Copy Text from PDF with no Broken-Up Lines, "Stripmail"

Just wanted to share this trick with you: if you have ever tried to copy text from a PDF document and paste it into the text field of a new LingQ’s lesson, you will have surely noticed that lines are broken up, as if one were reading poetry instead of prose.

I’ve found a simple program (1kb in size) that solves this problem. It is called “StripMail”. I recommend reading the following step-by-step guide, not only it guides you through the installation process, but also shows how to assign a keyboard shortcut to a script that launches StripMail in the background, does the text-formatting work, and closes it, all in a matter of microseconds.

http://goo.gl/gP2ML

IMPORTANT: I’m using this program on a Windows Seven 64-bit computer. The files “stripmail.exe” and “stripmail.bat” [the above guide shows you how to create the latter] must be located in “C:/Program Files/StripMail/”, NOT “C:/Program Files (x86)/StripMail/” in order for everything to work properly.

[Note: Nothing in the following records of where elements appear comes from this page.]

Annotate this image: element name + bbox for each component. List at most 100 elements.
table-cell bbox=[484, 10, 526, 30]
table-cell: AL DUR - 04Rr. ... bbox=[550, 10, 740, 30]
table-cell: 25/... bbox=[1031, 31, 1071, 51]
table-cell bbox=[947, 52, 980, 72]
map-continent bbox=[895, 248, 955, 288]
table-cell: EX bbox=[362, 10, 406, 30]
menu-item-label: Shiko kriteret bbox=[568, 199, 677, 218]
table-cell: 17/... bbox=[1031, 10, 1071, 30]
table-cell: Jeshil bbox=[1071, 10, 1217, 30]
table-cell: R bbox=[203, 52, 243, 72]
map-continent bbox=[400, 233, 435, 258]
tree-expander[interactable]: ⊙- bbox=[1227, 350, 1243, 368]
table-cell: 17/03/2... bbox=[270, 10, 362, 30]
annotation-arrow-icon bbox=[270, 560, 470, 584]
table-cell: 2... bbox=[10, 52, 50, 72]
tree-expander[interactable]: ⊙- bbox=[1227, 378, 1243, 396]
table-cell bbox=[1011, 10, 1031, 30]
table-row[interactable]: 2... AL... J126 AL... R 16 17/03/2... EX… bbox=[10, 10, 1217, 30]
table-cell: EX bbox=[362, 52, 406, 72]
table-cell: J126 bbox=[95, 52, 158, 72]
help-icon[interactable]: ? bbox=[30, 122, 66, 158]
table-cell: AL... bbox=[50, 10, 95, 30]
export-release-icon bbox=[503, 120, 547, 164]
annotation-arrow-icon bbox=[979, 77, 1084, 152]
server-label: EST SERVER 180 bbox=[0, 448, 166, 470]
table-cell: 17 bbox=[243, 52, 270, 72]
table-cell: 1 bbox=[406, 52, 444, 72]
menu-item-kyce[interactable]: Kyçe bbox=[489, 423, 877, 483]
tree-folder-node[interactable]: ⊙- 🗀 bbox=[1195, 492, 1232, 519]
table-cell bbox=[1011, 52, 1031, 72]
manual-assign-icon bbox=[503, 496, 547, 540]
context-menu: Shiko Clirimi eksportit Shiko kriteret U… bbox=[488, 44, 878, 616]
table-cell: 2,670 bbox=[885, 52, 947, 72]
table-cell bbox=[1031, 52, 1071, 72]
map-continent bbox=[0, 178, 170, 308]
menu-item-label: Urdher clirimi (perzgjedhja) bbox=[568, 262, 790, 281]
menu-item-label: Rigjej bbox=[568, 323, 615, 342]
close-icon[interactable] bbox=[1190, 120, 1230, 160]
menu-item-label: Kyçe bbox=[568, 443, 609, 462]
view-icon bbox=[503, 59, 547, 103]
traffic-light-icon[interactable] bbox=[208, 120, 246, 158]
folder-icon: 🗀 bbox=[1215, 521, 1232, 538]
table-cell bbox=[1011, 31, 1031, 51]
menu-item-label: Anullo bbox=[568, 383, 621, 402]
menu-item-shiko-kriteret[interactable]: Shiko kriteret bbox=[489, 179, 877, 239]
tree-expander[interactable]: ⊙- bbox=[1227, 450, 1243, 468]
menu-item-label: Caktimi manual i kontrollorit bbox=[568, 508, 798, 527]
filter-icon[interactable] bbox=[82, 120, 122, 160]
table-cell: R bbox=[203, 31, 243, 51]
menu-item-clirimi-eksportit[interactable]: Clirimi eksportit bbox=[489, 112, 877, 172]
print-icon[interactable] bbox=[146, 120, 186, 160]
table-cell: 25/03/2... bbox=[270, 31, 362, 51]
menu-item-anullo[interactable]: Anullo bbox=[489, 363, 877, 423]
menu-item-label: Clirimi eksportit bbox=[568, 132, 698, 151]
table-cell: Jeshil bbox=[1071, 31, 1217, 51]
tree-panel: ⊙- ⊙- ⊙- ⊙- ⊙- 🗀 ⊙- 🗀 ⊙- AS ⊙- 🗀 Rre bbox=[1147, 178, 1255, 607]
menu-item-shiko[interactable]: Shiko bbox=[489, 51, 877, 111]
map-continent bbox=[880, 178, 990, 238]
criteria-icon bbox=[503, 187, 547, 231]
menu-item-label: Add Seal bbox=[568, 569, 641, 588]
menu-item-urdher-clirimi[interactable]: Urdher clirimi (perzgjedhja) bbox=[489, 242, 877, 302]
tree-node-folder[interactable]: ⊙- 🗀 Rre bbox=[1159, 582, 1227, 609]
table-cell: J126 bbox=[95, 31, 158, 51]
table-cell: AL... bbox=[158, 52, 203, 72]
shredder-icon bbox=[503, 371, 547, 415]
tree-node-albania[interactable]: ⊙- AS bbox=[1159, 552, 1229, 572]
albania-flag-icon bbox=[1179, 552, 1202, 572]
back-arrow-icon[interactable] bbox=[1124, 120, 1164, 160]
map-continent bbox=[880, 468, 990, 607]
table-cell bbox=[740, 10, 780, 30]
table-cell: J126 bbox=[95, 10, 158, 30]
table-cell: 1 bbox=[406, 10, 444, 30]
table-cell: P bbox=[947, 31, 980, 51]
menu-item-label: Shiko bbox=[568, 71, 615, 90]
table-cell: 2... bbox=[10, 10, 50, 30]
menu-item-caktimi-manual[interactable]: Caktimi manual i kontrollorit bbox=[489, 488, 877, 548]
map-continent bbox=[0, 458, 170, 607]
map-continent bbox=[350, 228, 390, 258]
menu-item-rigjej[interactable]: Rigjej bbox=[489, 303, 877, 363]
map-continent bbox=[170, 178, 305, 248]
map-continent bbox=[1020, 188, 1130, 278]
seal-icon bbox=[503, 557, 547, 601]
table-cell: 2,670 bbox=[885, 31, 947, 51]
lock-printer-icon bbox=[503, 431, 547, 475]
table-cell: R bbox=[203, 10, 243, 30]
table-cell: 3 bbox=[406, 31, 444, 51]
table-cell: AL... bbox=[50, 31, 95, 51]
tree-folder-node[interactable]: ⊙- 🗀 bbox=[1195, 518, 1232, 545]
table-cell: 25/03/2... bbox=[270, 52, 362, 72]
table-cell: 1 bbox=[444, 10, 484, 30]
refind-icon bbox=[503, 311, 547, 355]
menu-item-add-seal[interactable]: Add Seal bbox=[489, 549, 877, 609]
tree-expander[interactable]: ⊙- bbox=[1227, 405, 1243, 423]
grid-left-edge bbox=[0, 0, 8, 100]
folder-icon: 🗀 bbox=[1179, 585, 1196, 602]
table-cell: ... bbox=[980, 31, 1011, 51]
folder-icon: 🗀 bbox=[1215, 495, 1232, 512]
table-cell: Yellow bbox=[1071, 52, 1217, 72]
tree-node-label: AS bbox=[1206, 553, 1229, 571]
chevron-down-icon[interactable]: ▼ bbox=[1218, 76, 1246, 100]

TEXT COPIED FROM A PDF FILE

Hans-Christian Ströbele (Bündnis
90/Die Grünen) ist Mitglied des
Deutschen Bundestags. Er hat
2009 für seine Partei das einzige
Direktmandat gewonnen.

SAME TEXT PROCESSED BY STRIPMAIL

Hans-Christian Ströbele (Bündnis 90/Die Grünen) ist Mitglied des Deutschen Bundestags. Er hat 2009 für seine Partei das einzige Direktmandat gewonnen.

If there was a way to do it without breaking the formatting… (I prefer to see numbers of articles in legal texts in bold to distinguish different articles easily)

Eugene, there seems to be no way, either automated or manual, to keep text in bold or italics.

I use ABBYY FineReader to convert a PDF (including files that are already text-based and need no OCR) into DOC. Afterwards the formatted text from the DOC file can be easily copied into LingQ, but there are lots of line breaks then.

@hape Don’t you know a way that wouldn’t ruin formating?
I have no line breaks in a Word document, but they appear as I import the text from it into LingQ :frowning:

This is a problem of Firefox that I’ve reported about 1 months ago. Chrome and Internet Explorer are working fine.

@VeraI I used Chrome to do my last import of the text copied from Word and still: misplaced line breaks all over. As of FireFox, it doesn’t even save the formatting.